To/from Thailand - There are no ferry services between Cambodia and Thailand. However it is possible to cross the border from Thailand to Koh Kong on foot, take a 15 minute share taxi or motodop (motorbike taxi) ride, and then proceed to Sihanoukville by ferry from there (or vice-versa).
To/from Vietnam - It's possible to travel between Ho Chi Minh City and Phnom Penh by boat, or by combination of road and boat.
Get around
By plane
Domestic departure tax
From both Phnom Penh and Siem Reap, the surcharge is US$6; from Banlung the fee is US$4. |
There are only two domestic routes:
Phnom Penh - Siem Reap: Siem Reap Airways is the most reliable operator on this route, offering four daily 55-minute flights using French ATR-72 turboprops; one-way fares are around US$60.

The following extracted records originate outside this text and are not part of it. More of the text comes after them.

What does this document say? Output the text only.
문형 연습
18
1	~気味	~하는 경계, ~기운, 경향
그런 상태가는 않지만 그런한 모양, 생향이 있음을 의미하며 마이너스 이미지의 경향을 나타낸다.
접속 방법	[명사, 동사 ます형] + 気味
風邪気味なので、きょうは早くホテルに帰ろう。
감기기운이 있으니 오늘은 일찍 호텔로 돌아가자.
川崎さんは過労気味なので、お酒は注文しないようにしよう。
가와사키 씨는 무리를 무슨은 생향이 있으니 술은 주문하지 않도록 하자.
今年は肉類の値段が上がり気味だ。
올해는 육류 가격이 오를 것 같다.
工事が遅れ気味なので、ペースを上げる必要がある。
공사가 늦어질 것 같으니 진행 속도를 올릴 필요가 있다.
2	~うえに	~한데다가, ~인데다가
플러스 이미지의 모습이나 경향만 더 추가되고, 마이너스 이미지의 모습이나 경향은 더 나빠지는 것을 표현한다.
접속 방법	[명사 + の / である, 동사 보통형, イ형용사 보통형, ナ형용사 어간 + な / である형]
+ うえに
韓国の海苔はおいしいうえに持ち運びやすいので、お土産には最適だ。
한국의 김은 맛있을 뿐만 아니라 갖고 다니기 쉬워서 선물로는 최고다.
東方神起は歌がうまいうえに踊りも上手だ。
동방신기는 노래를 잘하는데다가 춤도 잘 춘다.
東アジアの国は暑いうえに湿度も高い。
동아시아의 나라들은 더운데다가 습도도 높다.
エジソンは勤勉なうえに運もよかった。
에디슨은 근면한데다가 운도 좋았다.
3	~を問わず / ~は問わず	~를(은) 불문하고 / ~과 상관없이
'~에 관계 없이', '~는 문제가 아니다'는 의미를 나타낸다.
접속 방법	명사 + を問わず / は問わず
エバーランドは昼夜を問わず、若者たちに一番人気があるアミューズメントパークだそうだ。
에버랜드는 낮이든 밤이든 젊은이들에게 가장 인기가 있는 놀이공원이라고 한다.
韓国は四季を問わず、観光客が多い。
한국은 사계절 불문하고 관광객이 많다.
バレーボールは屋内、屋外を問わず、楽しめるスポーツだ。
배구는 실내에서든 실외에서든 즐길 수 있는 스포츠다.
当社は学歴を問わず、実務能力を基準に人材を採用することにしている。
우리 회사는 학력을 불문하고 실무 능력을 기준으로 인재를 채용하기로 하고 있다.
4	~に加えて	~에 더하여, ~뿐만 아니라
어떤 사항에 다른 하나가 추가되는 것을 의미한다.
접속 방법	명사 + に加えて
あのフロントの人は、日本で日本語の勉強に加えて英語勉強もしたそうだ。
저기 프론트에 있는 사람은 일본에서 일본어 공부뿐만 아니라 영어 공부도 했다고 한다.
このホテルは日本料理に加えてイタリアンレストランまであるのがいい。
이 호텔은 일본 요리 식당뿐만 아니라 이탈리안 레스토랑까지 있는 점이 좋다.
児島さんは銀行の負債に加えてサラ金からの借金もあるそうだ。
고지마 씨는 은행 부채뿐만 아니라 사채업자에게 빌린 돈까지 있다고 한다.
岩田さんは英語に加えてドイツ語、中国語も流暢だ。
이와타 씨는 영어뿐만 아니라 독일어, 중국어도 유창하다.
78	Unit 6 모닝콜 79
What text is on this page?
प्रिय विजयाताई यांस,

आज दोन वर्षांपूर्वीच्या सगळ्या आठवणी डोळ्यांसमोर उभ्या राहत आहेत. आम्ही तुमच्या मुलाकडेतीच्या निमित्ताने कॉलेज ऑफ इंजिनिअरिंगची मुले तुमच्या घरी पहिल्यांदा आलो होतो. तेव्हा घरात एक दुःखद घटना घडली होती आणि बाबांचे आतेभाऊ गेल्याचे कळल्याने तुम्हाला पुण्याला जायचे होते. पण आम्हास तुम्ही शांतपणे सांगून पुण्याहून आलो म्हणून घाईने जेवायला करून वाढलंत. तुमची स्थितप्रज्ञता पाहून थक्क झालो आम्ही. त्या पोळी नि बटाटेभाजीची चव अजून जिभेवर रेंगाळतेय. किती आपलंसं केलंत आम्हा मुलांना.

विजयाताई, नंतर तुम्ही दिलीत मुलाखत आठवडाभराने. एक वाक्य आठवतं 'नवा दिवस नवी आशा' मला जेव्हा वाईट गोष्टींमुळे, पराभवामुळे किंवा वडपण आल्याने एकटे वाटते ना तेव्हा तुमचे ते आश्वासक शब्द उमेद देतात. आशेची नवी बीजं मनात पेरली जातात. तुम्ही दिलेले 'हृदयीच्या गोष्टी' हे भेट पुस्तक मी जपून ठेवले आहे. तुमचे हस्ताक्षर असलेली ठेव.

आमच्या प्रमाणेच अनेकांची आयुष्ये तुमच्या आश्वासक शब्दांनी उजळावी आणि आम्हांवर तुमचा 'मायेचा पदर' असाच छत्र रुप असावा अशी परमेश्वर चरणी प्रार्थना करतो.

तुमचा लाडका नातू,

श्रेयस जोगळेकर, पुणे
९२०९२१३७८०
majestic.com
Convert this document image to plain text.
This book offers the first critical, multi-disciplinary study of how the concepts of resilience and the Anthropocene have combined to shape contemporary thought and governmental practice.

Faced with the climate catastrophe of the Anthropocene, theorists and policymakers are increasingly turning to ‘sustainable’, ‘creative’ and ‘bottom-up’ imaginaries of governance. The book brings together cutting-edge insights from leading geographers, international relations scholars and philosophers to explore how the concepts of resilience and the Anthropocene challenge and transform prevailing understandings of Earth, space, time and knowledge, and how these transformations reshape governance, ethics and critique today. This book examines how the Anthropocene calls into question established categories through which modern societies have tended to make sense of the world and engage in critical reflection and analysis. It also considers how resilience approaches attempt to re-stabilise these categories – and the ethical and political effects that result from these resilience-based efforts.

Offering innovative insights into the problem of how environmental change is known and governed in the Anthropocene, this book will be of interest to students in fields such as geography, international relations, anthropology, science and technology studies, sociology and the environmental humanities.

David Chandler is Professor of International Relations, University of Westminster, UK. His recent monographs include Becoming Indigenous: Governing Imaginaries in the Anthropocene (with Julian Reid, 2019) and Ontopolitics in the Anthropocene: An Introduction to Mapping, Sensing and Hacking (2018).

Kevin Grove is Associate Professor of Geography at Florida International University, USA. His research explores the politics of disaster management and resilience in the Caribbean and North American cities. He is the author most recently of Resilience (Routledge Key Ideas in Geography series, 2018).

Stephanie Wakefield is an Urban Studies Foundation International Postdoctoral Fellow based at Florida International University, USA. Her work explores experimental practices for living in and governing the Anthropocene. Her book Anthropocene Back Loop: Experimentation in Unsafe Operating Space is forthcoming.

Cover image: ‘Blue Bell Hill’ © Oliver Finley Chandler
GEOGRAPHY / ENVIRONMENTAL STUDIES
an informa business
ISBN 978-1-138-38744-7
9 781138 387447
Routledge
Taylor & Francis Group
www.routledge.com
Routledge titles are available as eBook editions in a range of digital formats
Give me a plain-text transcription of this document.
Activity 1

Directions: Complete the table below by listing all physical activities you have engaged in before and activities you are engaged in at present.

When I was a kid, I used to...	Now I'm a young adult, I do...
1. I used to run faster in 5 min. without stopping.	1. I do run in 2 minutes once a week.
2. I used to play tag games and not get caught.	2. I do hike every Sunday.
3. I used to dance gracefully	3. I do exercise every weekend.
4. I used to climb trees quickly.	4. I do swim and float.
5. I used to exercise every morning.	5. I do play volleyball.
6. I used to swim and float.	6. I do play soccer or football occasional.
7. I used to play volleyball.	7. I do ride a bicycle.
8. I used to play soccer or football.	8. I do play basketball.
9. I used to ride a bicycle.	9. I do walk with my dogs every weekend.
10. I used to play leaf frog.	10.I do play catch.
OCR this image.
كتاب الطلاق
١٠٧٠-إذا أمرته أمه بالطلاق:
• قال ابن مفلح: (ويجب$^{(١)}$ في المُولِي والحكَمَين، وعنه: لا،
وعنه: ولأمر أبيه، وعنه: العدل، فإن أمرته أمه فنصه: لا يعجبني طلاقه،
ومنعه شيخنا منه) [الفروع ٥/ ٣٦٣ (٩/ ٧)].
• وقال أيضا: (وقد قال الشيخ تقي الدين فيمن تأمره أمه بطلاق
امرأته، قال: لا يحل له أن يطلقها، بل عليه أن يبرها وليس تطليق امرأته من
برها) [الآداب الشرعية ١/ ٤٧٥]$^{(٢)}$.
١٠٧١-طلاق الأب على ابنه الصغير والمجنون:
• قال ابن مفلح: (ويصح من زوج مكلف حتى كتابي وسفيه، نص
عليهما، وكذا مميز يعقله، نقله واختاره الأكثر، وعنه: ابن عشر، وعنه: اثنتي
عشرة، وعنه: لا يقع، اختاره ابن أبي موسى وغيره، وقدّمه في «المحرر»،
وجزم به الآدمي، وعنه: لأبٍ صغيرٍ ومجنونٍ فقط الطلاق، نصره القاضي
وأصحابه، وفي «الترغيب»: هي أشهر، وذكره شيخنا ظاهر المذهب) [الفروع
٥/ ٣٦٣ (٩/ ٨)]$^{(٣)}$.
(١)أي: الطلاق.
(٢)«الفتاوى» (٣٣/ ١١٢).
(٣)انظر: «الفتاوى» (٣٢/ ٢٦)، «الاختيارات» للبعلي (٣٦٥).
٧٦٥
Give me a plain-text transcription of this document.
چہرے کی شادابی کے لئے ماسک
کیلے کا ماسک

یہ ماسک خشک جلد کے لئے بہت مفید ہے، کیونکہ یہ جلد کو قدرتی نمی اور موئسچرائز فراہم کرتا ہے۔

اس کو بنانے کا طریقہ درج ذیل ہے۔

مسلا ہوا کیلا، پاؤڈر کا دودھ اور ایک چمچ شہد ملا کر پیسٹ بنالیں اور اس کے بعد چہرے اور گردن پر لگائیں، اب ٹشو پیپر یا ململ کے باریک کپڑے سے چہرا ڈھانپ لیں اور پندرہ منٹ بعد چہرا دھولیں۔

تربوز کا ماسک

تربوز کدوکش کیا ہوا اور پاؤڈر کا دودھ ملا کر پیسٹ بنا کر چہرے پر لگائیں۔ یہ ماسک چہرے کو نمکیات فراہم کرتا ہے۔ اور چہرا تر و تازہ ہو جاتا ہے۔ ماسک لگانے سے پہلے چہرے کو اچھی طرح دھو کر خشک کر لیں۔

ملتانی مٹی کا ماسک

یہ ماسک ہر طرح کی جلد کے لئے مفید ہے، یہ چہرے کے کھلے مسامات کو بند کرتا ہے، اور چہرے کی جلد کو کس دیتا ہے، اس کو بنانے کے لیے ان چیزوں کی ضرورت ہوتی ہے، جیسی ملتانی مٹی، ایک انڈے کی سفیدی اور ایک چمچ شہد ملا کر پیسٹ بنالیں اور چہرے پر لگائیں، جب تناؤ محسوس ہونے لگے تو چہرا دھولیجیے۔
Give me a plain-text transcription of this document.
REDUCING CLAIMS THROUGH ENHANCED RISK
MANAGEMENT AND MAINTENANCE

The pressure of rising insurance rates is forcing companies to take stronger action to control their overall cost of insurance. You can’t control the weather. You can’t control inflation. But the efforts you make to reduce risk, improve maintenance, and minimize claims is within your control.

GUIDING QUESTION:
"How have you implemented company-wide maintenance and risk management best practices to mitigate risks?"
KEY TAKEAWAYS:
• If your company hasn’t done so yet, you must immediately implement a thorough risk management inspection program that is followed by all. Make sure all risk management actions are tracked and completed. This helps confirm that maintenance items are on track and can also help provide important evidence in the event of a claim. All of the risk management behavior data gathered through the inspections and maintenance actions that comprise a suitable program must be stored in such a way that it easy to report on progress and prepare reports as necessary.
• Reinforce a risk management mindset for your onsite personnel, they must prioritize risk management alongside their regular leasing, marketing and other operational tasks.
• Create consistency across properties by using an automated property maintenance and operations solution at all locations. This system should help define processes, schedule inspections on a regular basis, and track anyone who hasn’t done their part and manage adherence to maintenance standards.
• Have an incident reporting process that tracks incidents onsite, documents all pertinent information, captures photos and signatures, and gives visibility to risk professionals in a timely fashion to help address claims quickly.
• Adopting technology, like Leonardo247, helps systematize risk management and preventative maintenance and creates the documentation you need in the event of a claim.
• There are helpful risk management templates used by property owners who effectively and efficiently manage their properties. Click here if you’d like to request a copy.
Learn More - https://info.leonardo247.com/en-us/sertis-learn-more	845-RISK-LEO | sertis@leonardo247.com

Phnom Penh - Banlung: PMTair has flights on Mondays and Wednesdays, using Antonov An-24 turboprops; one-way fares are around US$70.
By road
The three main routes to Phnom Penh (from Siem Reap, Sisophon, and Sihanoukville) are all sealed and in good condition. National Route #7 from Stung Treng to Phnom Penh (Skuon) is in good condition, paved between Kratie and Phnom Penh, partly paved and partly gravel between Stung Treng and Kratie, but well maintained, even in the wet season. Most other roads are unpaved dirt; many are in abysmal condition, others are maintained fairly regularly (but fall apart with alarming speed in the wet season). On the unsealed routes, overloaded trucks do a good job of smashing poorly built bridges. In all, buffer your schedule and expect delays when travelling around the country, especially on the dirt roads, and doubly so in the wet season.
For longer journeys there is a system of buses and pickup trucks that usually operate from the local market square, with most departures between 06:00-09:00.
Motorcycle taxis are ubiquitous. For quick trips across town, just stand on a corner for a moment and someone will offer you a lift - for a small, usually standard, fee.
Motorcycle rentals are available in many towns, with the notable exception of Siem Reap.
By boat
Ferries operate seasonally along many of the major rivers. Major routes include Phnom Penh to Siem Reap and Siem Reap to Battambang. Boats are slower than road transport, charge higher prices for foreigners, and are sometimes overcrowded and unsafe. Then again, Cambodia's highways are also dangerous, and boats are probably the safer of the two options.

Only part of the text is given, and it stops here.